Melinda Gates does not presume to be a professional parenting expert. But she does have some thoughts to share based on her own personal experience as a mother who happens to be married to Microsoft’s founder. They are primarily reflections on her own parenting experience and what she might have done differently. Her over-riding concern is that parents should decide for themselves what works for their family, but adds that “I probably would have waited longer before putting a computer in my daughters’ pockets.”

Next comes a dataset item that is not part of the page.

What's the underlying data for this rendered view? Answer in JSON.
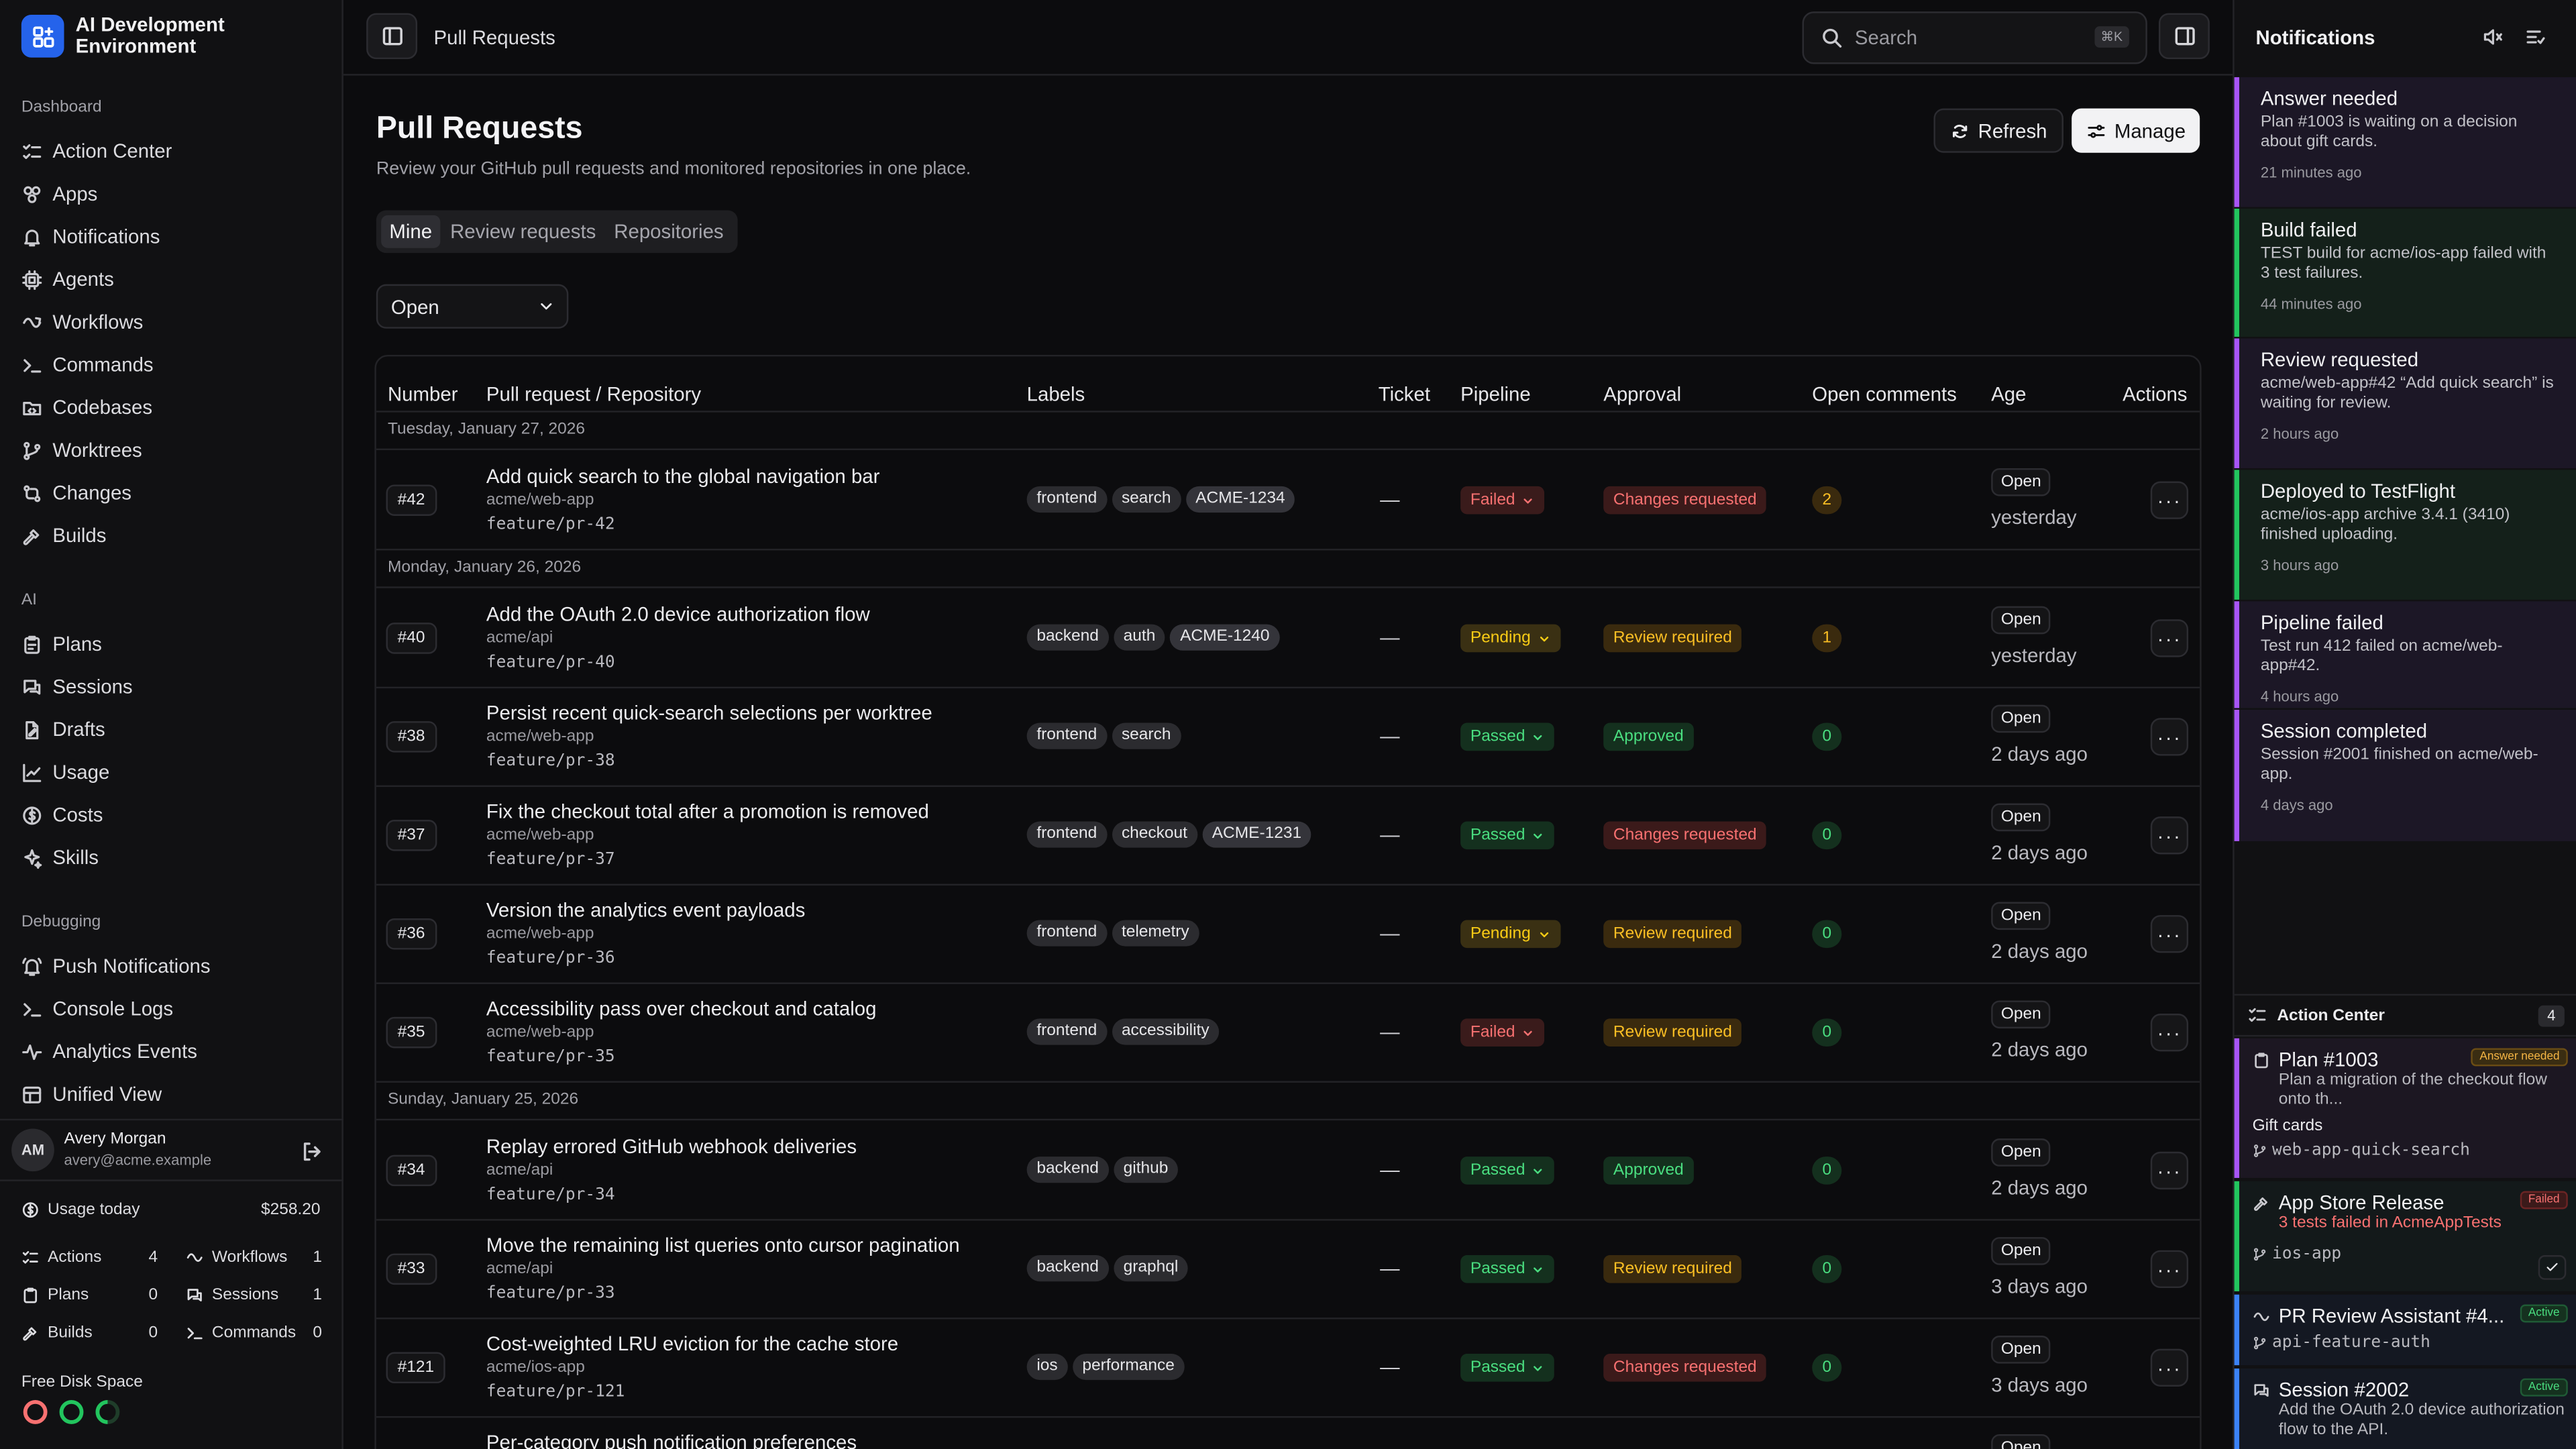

“Phones and apps aren’t good or bad by themselves, but for adolescents who don’t yet have the emotional tools to navigate life’s complications and confusions, they can exacerbate the difficulties of growing up: learning to be kind, coping with feeling of exclusion, taking advantage of freedom while exercising self-control. It’s more important than ever to teach empathy from the very beginning, because our kids are going to need it.” One online resource that she mentions is Common Sense Media (commonsensemedia.org) which advises families on how media can best be adapted to support more shared life experiences. For example, “One of my favorite things you can do is plan a ‘device-free dinner.’ It’s not complicated. It’s exactly what it says: an hour around a table without anything that has an on or off switch . . . (with) the promise of an amazing conversation.”
Well, maybe they won’t all be “amazing conversations,” but at least we can increase the odds of having some. And Melinda Gates also believes that in learning to better listen and talk with each other, we may all develop a deeper sense of empathy for one another. I agree, and I don’t think you will find an “app” for that yet?